Over a three-year period, he hopes that 25 lungs will be harvested annually, with between 10 and 15 of them being used in transplant operations.

Within two years, he hopes to do up to six lung transplant operations.

In broad terms, the heart and lung operations are similar: the patients are fragile and because immuno-suppressant drugs are used to prevent rejection, the patients are more difficult to manage.

"What people forget about lungs is that, other than your skin, it is the only organ in contact with the environment. Patients are susceptible to infection in the months after the operation."

The establishment of the lung transplant centre will cost around €7 million and will involve the building of a theatre and post-transplant recovery unit.

"A lot of people say this is an awful lot of money for a small amount of operations but what has happened is we have identified all the acute and chronic lung failure cases.

"We are assessing 80 a year. At least half or more are being offered alternative medical therapies that were not available up to now and do not involve transplantation.

"To date, we have some 200 such patients all being offered some form of treatment. We have addressed a huge lack of care for this type of terminally ill patient."

Typically, half of the people requiring lung transplants suffer lung failure as a result of cystic fibrosis.

The other half consists of people suffering from emphysema, as a result of smoking or some other pollutant, and people with idiopathic pulmonary fibrosis.

The hospital mortality ranges between 15 per cent and 20 per cent, higher than heart transplant operations where the mortality rate is between 5 per cent and 12 per cent, depending on what previous surgery the patient has had.

Wood says that in both heart and lung transplantations, there are two key issues for those waiting. One is the blood group of the recipient and the donor, and the other is the size of the heart and the lungs.

"A lot of them we will not be able to match because of a blood group mis-match or because of a size mis-match.

"So, a considerable proportion of what would be offered cannot be utilised."

It is mostly men waiting for a heart donation and they typically weigh between 80 and 90 kilos. Organs from a woman who weighs 60 kilos cannot be used in those circumstances.

Conversely, if the lungs, for example, are too big, "you cannot squash them into somebody who is smaller".
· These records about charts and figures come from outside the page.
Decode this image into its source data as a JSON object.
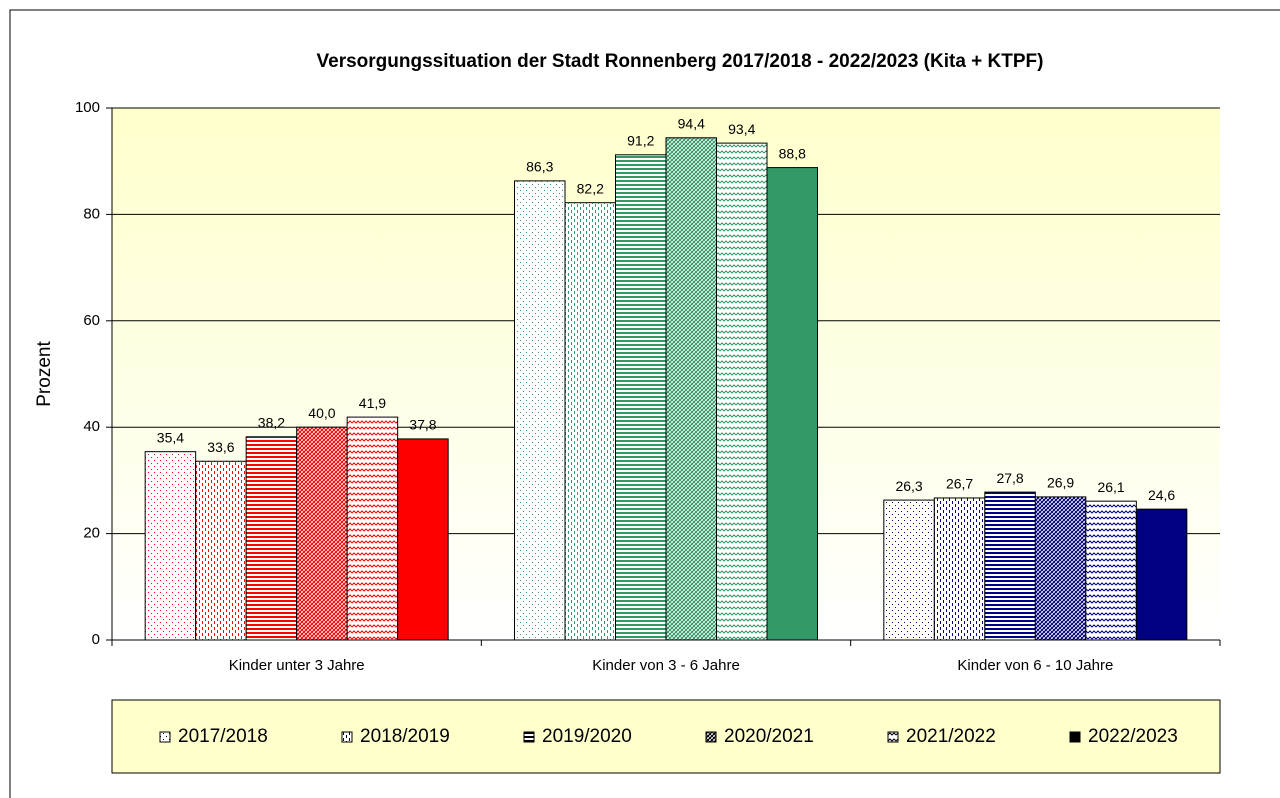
{
  "chart_data": {
    "type": "bar",
    "title": "Versorgungssituation der Stadt Ronnenberg 2017/2018 - 2022/2023 (Kita + KTPF)",
    "ylabel": "Prozent",
    "categories": [
      "Kinder unter 3 Jahre",
      "Kinder von 3 - 6 Jahre",
      "Kinder von 6 - 10 Jahre"
    ],
    "category_colors": [
      "#ff0000",
      "#339966",
      "#000080"
    ],
    "series": [
      {
        "name": "2017/2018",
        "pattern": "dots",
        "values": [
          35.4,
          86.3,
          26.3
        ],
        "value_labels": [
          "35,4",
          "86,3",
          "26,3"
        ]
      },
      {
        "name": "2018/2019",
        "pattern": "dashes",
        "values": [
          33.6,
          82.2,
          26.7
        ],
        "value_labels": [
          "33,6",
          "82,2",
          "26,7"
        ]
      },
      {
        "name": "2019/2020",
        "pattern": "horizontal",
        "values": [
          38.2,
          91.2,
          27.8
        ],
        "value_labels": [
          "38,2",
          "91,2",
          "27,8"
        ]
      },
      {
        "name": "2020/2021",
        "pattern": "diagonal",
        "values": [
          40.0,
          94.4,
          26.9
        ],
        "value_labels": [
          "40,0",
          "94,4",
          "26,9"
        ]
      },
      {
        "name": "2021/2022",
        "pattern": "zigzag",
        "values": [
          41.9,
          93.4,
          26.1
        ],
        "value_labels": [
          "41,9",
          "93,4",
          "26,1"
        ]
      },
      {
        "name": "2022/2023",
        "pattern": "solid",
        "values": [
          37.8,
          88.8,
          24.6
        ],
        "value_labels": [
          "37,8",
          "88,8",
          "24,6"
        ]
      }
    ],
    "ylim": [
      0,
      100
    ],
    "yticks": [
      0,
      20,
      40,
      60,
      80,
      100
    ],
    "grid": true,
    "legend": "bottom"
  }
}
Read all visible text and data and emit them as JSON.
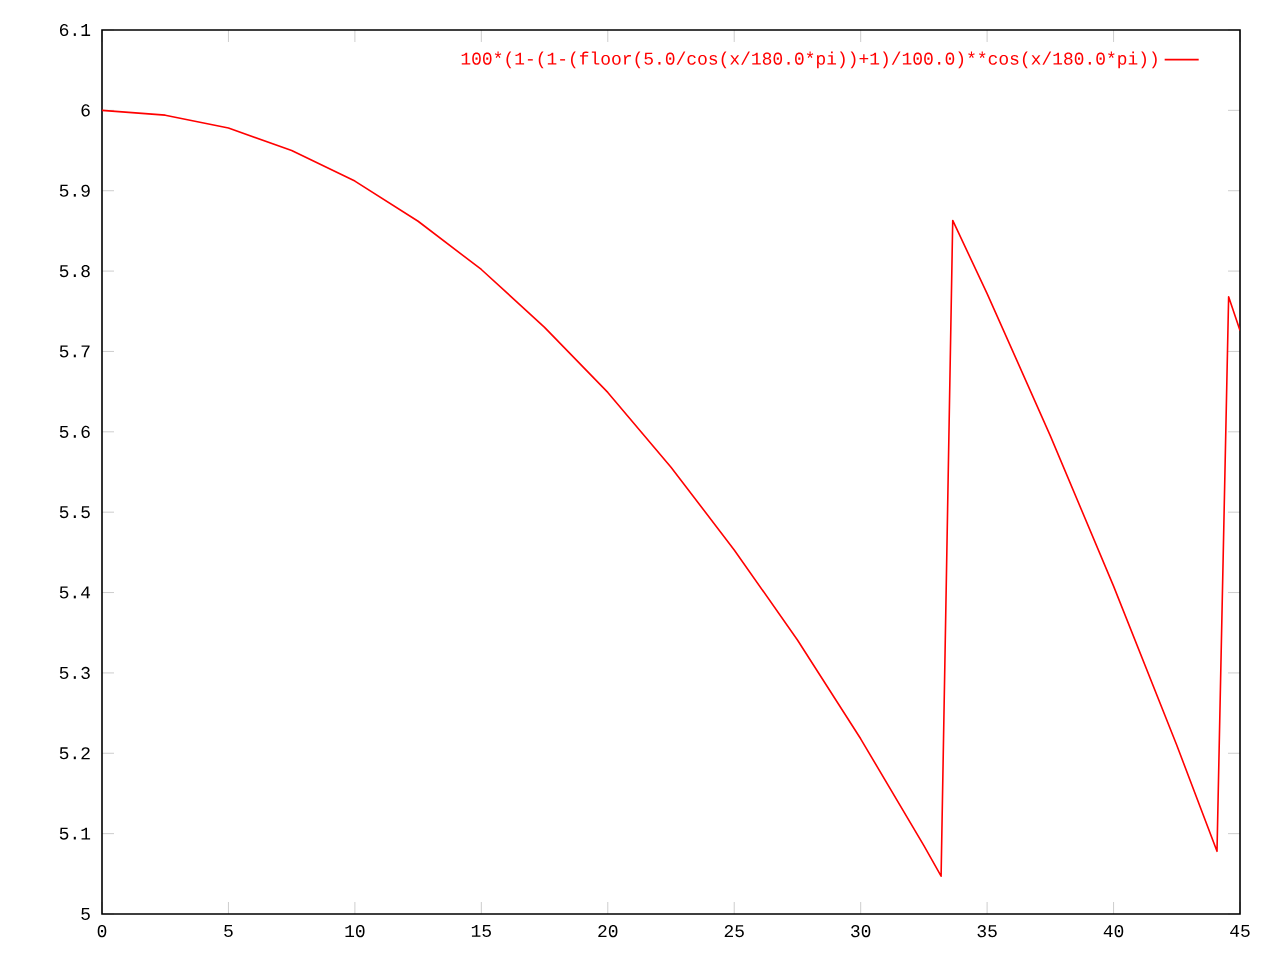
{
  "chart_data": {
    "type": "line",
    "x": [
      0,
      2.5,
      5,
      7.5,
      10,
      12.5,
      15,
      17.5,
      20,
      22.5,
      25,
      27.5,
      30,
      32.5,
      33.18,
      33.64,
      35,
      37.5,
      40,
      42.5,
      44.09,
      44.55,
      45
    ],
    "series": [
      {
        "name": "100*(1-(1-(floor(5.0/cos(x/180.0*pi))+1)/100.0)**cos(x/180.0*pi))",
        "color": "#ff0000",
        "values": [
          6.0,
          5.994,
          5.978,
          5.95,
          5.912,
          5.862,
          5.802,
          5.73,
          5.649,
          5.556,
          5.453,
          5.341,
          5.218,
          5.085,
          5.047,
          5.863,
          5.772,
          5.595,
          5.408,
          5.21,
          5.078,
          5.768,
          5.726
        ]
      }
    ],
    "xlim": [
      0,
      45
    ],
    "xticks": [
      0,
      5,
      10,
      15,
      20,
      25,
      30,
      35,
      40,
      45
    ],
    "ylim": [
      5,
      6.1
    ],
    "yticks": [
      5,
      5.1,
      5.2,
      5.3,
      5.4,
      5.5,
      5.6,
      5.7,
      5.8,
      5.9,
      6,
      6.1
    ],
    "grid": false,
    "legend": "top right",
    "marker": "none",
    "line_style": "solid"
  }
}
Multi-organ donation rates in the Republic are high - fourth in Europe and double the British rate. Up to 27 hearts are harvested annually.
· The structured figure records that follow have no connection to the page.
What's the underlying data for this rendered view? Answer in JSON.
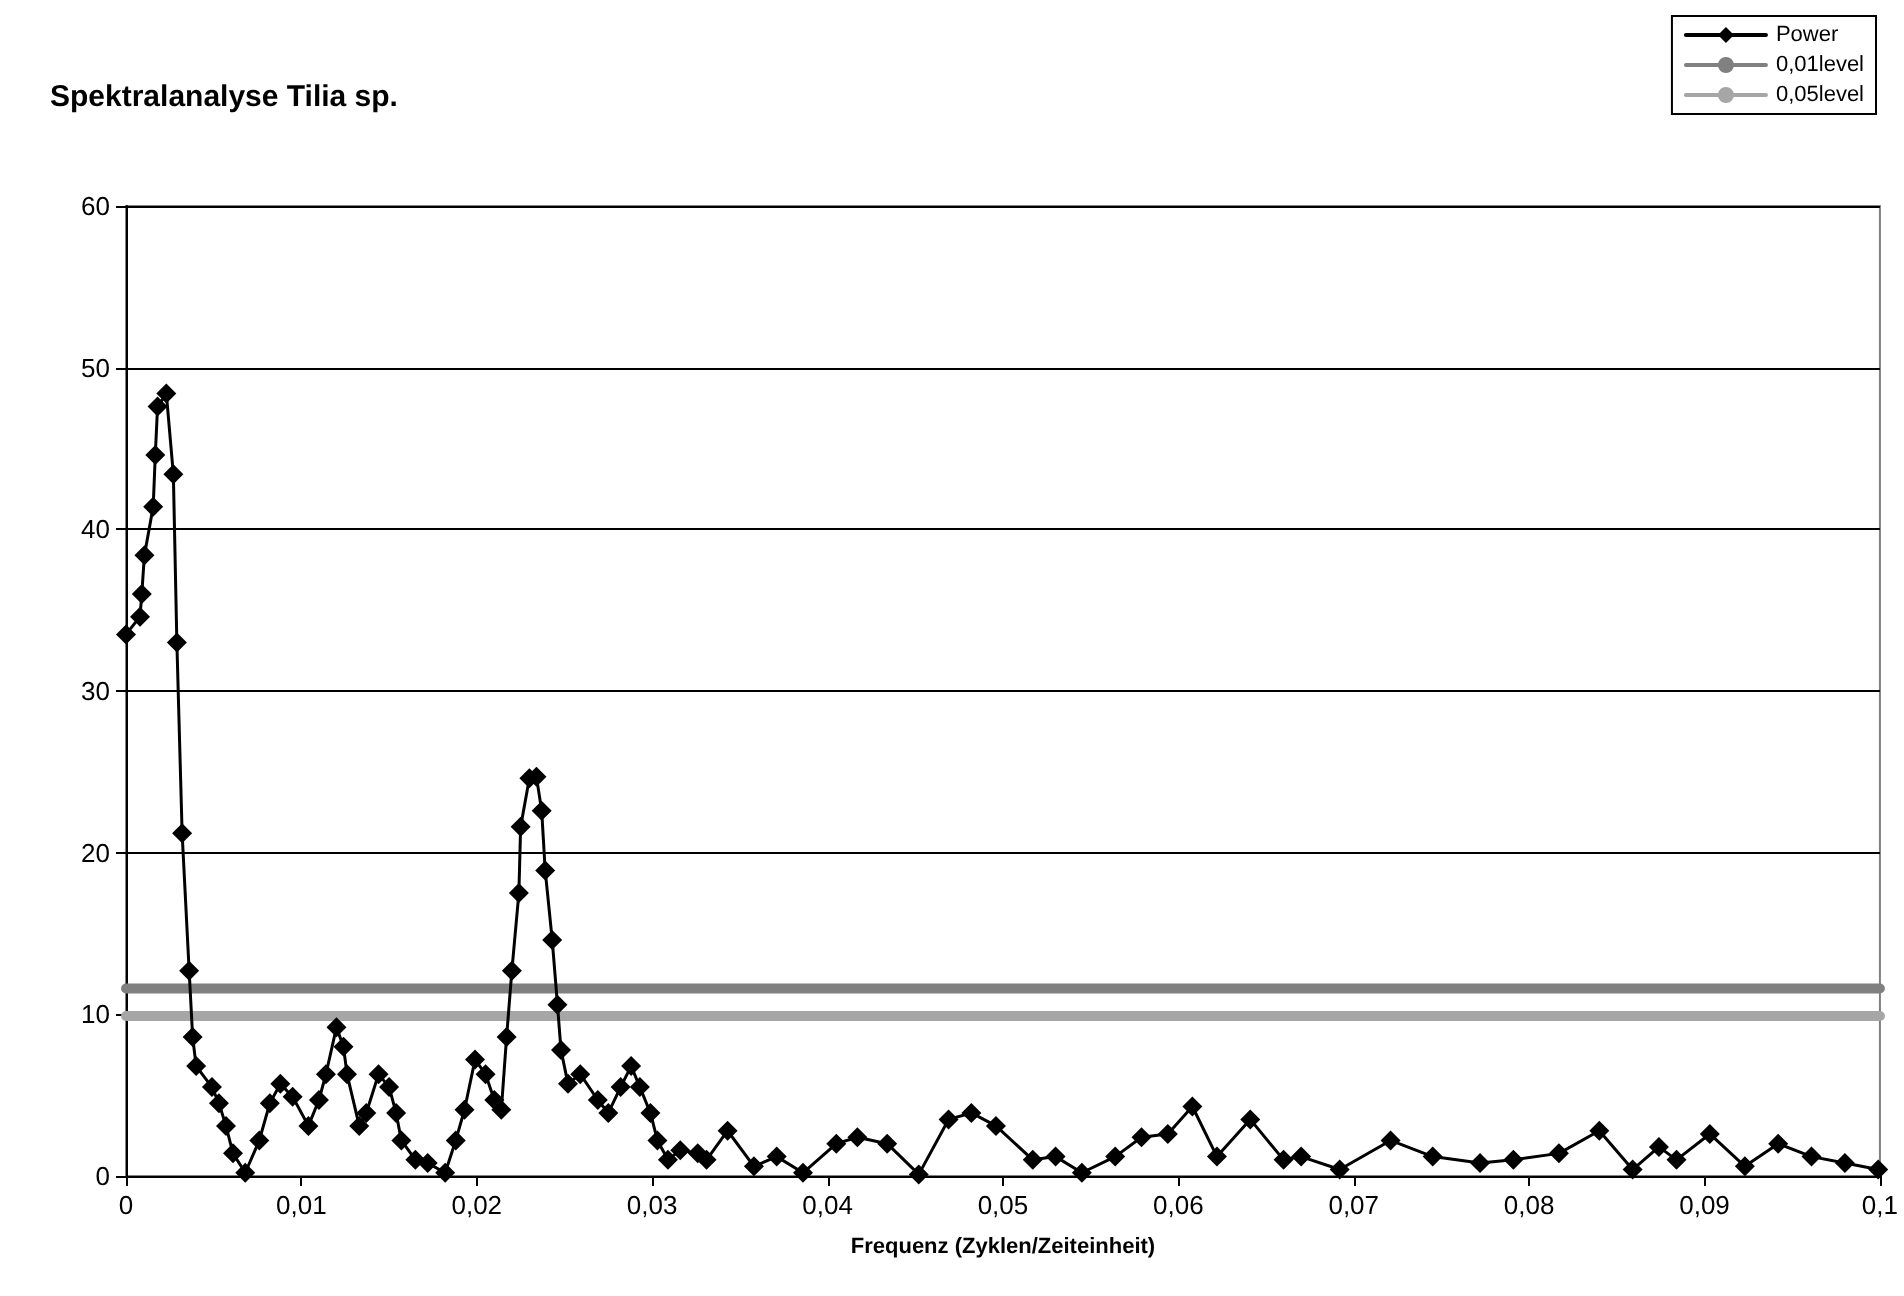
{
  "chart_data": {
    "type": "line",
    "title": "Spektralanalyse Tilia sp.",
    "xlabel": "Frequenz (Zyklen/Zeiteinheit)",
    "xlim": [
      0,
      0.1
    ],
    "xticks": [
      0,
      {
        "value": 0.01,
        "label": "0,01"
      },
      {
        "value": 0.02,
        "label": "0,02"
      },
      {
        "value": 0.03,
        "label": "0,03"
      },
      {
        "value": 0.04,
        "label": "0,04"
      },
      {
        "value": 0.05,
        "label": "0,05"
      },
      {
        "value": 0.06,
        "label": "0,06"
      },
      {
        "value": 0.07,
        "label": "0,07"
      },
      {
        "value": 0.08,
        "label": "0,08"
      },
      {
        "value": 0.09,
        "label": "0,09"
      },
      {
        "value": 0.1,
        "label": "0,1"
      }
    ],
    "ylim": [
      0,
      60
    ],
    "yticks": [
      0,
      10,
      20,
      30,
      40,
      50,
      60
    ],
    "grid": "y",
    "legend": "top right",
    "series": [
      {
        "name": "Power",
        "color": "#000000",
        "marker": "diamond",
        "line_style": "solid",
        "x": [
          0,
          0.0008,
          0.0009,
          0.00105,
          0.00155,
          0.00167,
          0.0018,
          0.0023,
          0.0027,
          0.0029,
          0.0032,
          0.0036,
          0.0038,
          0.004,
          0.0049,
          0.0053,
          0.0057,
          0.0061,
          0.0068,
          0.0076,
          0.0082,
          0.0088,
          0.0095,
          0.0104,
          0.011,
          0.0114,
          0.012,
          0.0124,
          0.0126,
          0.0133,
          0.0137,
          0.0144,
          0.015,
          0.0154,
          0.0157,
          0.0165,
          0.0172,
          0.0182,
          0.0188,
          0.0193,
          0.0199,
          0.0205,
          0.021,
          0.0214,
          0.0217,
          0.022,
          0.0224,
          0.0225,
          0.023,
          0.0234,
          0.0237,
          0.0239,
          0.0243,
          0.0246,
          0.0248,
          0.0252,
          0.0259,
          0.0269,
          0.0275,
          0.0282,
          0.0288,
          0.0293,
          0.0299,
          0.0303,
          0.0309,
          0.0316,
          0.0326,
          0.0331,
          0.0343,
          0.0358,
          0.0371,
          0.0386,
          0.0405,
          0.0417,
          0.0434,
          0.0452,
          0.0469,
          0.0482,
          0.0496,
          0.0517,
          0.053,
          0.0545,
          0.0564,
          0.0579,
          0.0594,
          0.0608,
          0.0622,
          0.0641,
          0.066,
          0.067,
          0.0692,
          0.0721,
          0.0745,
          0.0772,
          0.0791,
          0.0817,
          0.084,
          0.0859,
          0.0874,
          0.0884,
          0.0903,
          0.0923,
          0.0942,
          0.0961,
          0.098,
          0.0999
        ],
        "values": [
          33.5,
          34.6,
          36.0,
          38.4,
          41.4,
          44.6,
          47.6,
          48.4,
          43.4,
          33.0,
          21.2,
          12.7,
          8.6,
          6.8,
          5.5,
          4.5,
          3.1,
          1.4,
          0.2,
          2.2,
          4.5,
          5.7,
          4.9,
          3.1,
          4.7,
          6.3,
          9.2,
          8.0,
          6.3,
          3.1,
          3.9,
          6.3,
          5.5,
          3.9,
          2.2,
          1.0,
          0.8,
          0.2,
          2.2,
          4.1,
          7.2,
          6.3,
          4.7,
          4.1,
          8.6,
          12.7,
          17.5,
          21.6,
          24.6,
          24.7,
          22.6,
          18.9,
          14.6,
          10.6,
          7.8,
          5.7,
          6.3,
          4.7,
          3.9,
          5.5,
          6.8,
          5.5,
          3.9,
          2.2,
          1.0,
          1.6,
          1.4,
          1.0,
          2.8,
          0.6,
          1.2,
          0.2,
          2.0,
          2.4,
          2.0,
          0.1,
          3.5,
          3.9,
          3.1,
          1.0,
          1.2,
          0.2,
          1.2,
          2.4,
          2.6,
          4.3,
          1.2,
          3.5,
          1.0,
          1.2,
          0.4,
          2.2,
          1.2,
          0.8,
          1.0,
          1.4,
          2.8,
          0.4,
          1.8,
          1.0,
          2.6,
          0.6,
          2.0,
          1.2,
          0.8,
          0.4
        ]
      },
      {
        "name": "0,01level",
        "color": "#808080",
        "marker": "none",
        "line_style": "solid",
        "x": [
          0,
          0.1
        ],
        "values": [
          11.6,
          11.6
        ]
      },
      {
        "name": "0,05level",
        "color": "#a6a6a6",
        "marker": "none",
        "line_style": "solid",
        "x": [
          0,
          0.1
        ],
        "values": [
          9.9,
          9.9
        ]
      }
    ]
  }
}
"Of the hearts that we harvest we would use about 15 to 18 here and the rest we export.

"That is enough to supply us with the minimum number of what we need for those waiting"

Countries such as Austria and Belgium have higher rates because they have a law which stipulates that one has to opt out of organ donation.
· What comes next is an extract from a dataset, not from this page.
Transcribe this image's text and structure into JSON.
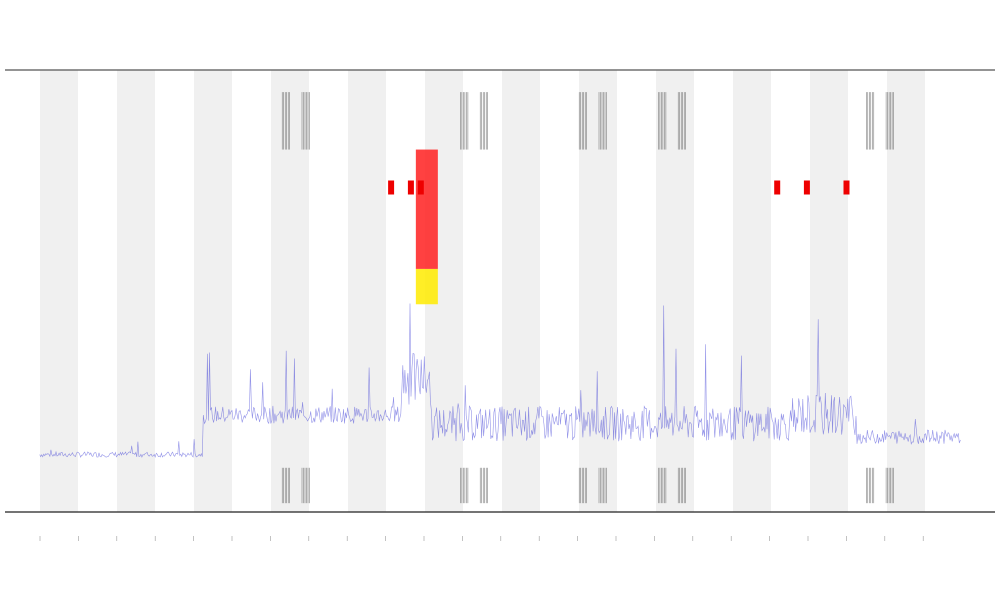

"You are always going to get a percentage of patients waiting, where we do not get a suitable organ for them. Consequently, there is significant pressure for more organs to be donated."

Organ donation depends on the agreement of next-of-kin following the death of a person.

"If you take someone like myself who has four kids, all adults, and my wife, they would have a family conference about it.

"It only takes one dissenting voice who is not quite comfortable with it. If one in a family is not quite comfortable, then nobody is going to force the issue."

He favours a system similar to the Spanish one where each hospital has a dedicated senior nurse responsible for organ donation and counselling relatives in relation to organ donation.

"There is no doubt that that system here would increase the organ donation rate, which is already excellent," he says.

He describes the European Heart and Lung Transplant Games as a wonderful event which illustrates the turnaround in the participants' health.

About 95 per cent of heart patients have a year to live before their transplant operation.

"The lung ones are normally oxygen dependent and 95 per cent have less than two years to live," he says.